A recent study has demonstrated that AI is now outperforming university students in various tasks, including creative thinking and academic assessments. Researchers from the University of Arkansas found that large language models, such as those similar to ChatGPT, excel in generating creative responses, often surpassing human participants. This has raised questions about the validity and generalisability of current creativity assessment methods for humans.

Adding to this, a study conducted by researchers at the University of Reading revealed that AI-generated exam answers often go undetected and score higher than those of real students. The researchers created 33 fictitious students and used ChatGPT to generate answers for undergraduate psychology exams. On average, the AI-generated answers scored half a grade boundary higher than those of real students. Remarkably, 94% of these AI-generated essays did not raise any concerns with markers, indicating a mere 6% detection rate, which the researchers believe is likely an overestimate.

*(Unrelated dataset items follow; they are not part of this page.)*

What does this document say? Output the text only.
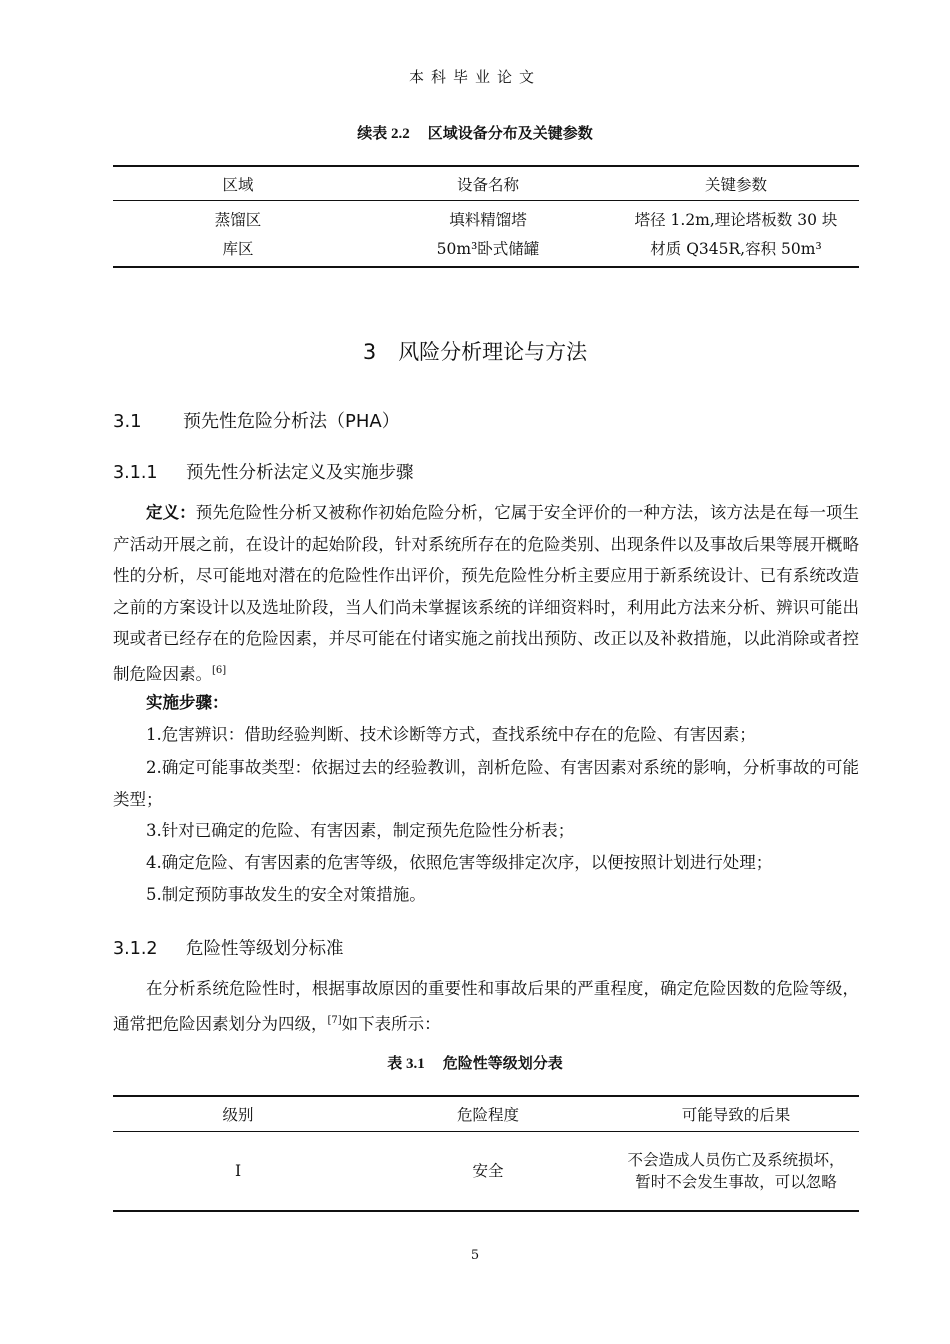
本科毕业论文
续表 2.2 区域设备分布及关键参数
区域	设备名称	关键参数
蒸馏区	填料精馏塔	塔径 1.2m,理论塔板数 30 块
库区	50m³卧式储罐	材质 Q345R,容积 50m³
3 风险分析理论与方法
3.1 预先性危险分析法（PHA）
3.1.1 预先性分析法定义及实施步骤
定义：预先危险性分析又被称作初始危险分析，它属于安全评价的一种方法，该方法是在每一项生产活动开展之前，在设计的起始阶段，针对系统所存在的危险类别、出现条件以及事故后果等展开概略性的分析，尽可能地对潜在的危险性作出评价，预先危险性分析主要应用于新系统设计、已有系统改造之前的方案设计以及选址阶段，当人们尚未掌握该系统的详细资料时，利用此方法来分析、辨识可能出现或者已经存在的危险因素，并尽可能在付诸实施之前找出预防、改正以及补救措施，以此消除或者控制危险因素。[6]
实施步骤：
1.危害辨识：借助经验判断、技术诊断等方式，查找系统中存在的危险、有害因素；
2.确定可能事故类型：依据过去的经验教训，剖析危险、有害因素对系统的影响，分析事故的可能类型；
3.针对已确定的危险、有害因素，制定预先危险性分析表；
4.确定危险、有害因素的危害等级，依照危害等级排定次序，以便按照计划进行处理；
5.制定预防事故发生的安全对策措施。
3.1.2 危险性等级划分标准
在分析系统危险性时，根据事故原因的重要性和事故后果的严重程度，确定危险因数的危险等级，通常把危险因素划分为四级，[7]如下表所示：
表 3.1 危险性等级划分表
级别	危险程度	可能导致的后果
Ⅰ	安全	不会造成人员伤亡及系统损坏，暂时不会发生事故，可以忽略
5
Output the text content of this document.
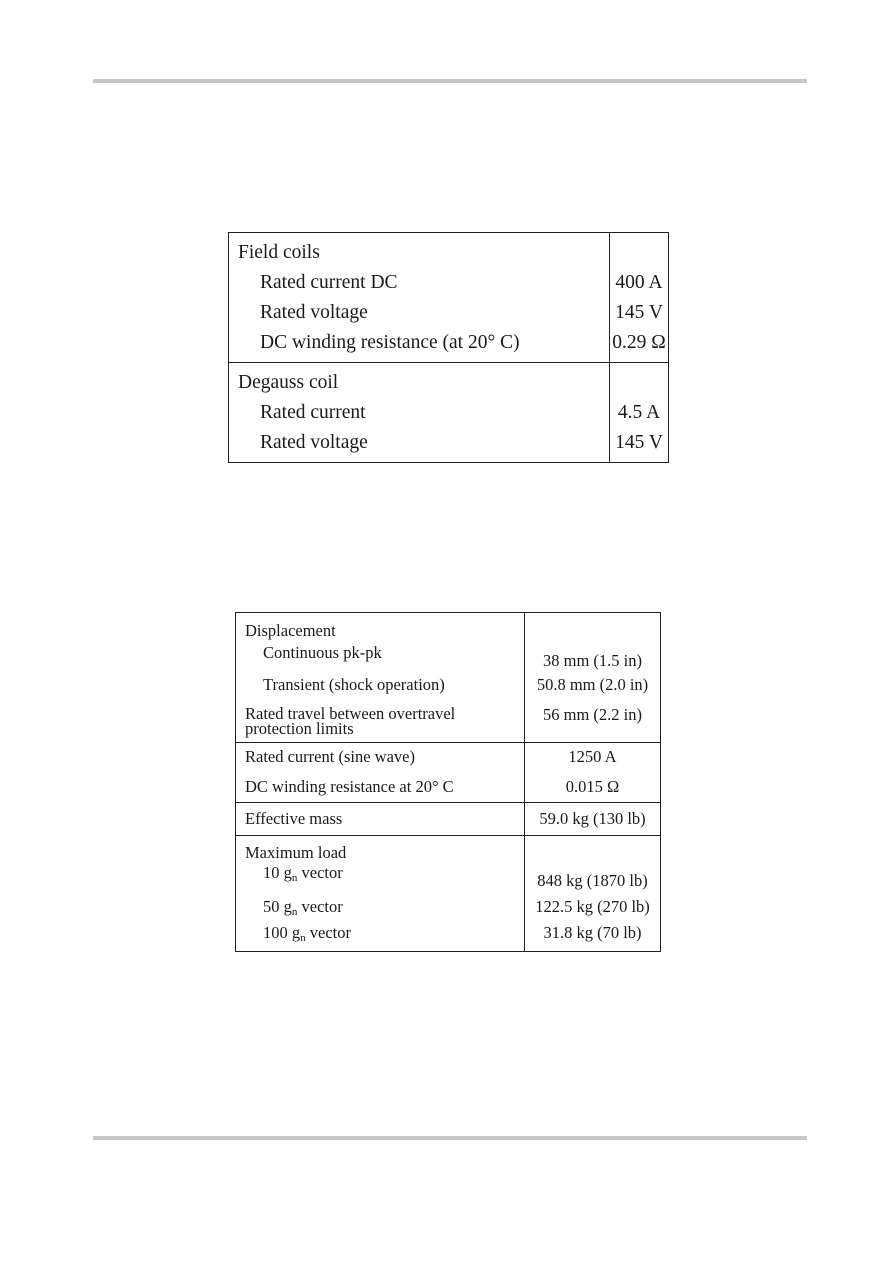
Field coils	
Rated current DC	400 A
Rated voltage	145 V
DC winding resistance (at 20° C)	0.29 Ω
Degauss coil	
Rated current	4.5 A
Rated voltage	145 V
Displacement	
Continuous pk-pk	38 mm (1.5 in)
Transient (shock operation)	50.8 mm (2.0 in)

Rated travel between overtravel
protection limits	56 mm (2.2 in)
Rated current (sine wave)	1250 A
DC winding resistance at 20° C	0.015 Ω
Effective mass	59.0 kg (130 lb)
Maximum load	
10 $g_n$ vector	848 kg (1870 lb)
50 $g_n$ vector	122.5 kg (270 lb)
100 $g_n$ vector	31.8 kg (70 lb)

The study’s findings, published in the journal Plos One, suggest that students could potentially use AI to cheat undetected and achieve higher grades than those who do not cheat. Associate Professor Peter Scarfe and Professor Etienne Roesch, who led the study, emphasised the need for educators worldwide to recognise the implications of AI on educational integrity. In a talk with the BBC, Dr Scarfe stated: “Many institutions have moved away from traditional exams to make assessment more inclusive.

“Our research shows it is of international importance to understand how AI will affect the integrity of educational assessments.

“We won’t necessarily go back fully to handwritten exams – but the global education sector will need to evolve in the face of AI.”

The study also highlighted that while AI performed better than humans in first- and second-year exams, human students scored higher in third-year exams. This discrepancy aligns with the notion that current AI struggles with more abstract reasoning. This finding is significant as it underscores the potential limitations of AI in handling complex, abstract tasks.

In light of these developments, academics have raised concerns about the influence of AI in education. Some institutions, such as Glasgow University, have reintroduced in-person exams to mitigate the potential for AI-assisted cheating. A Guardian report earlier this year found that while most undergraduates use AI programs to assist with their essays, only 5% admitted to submitting unedited AI-generated text in their assessments.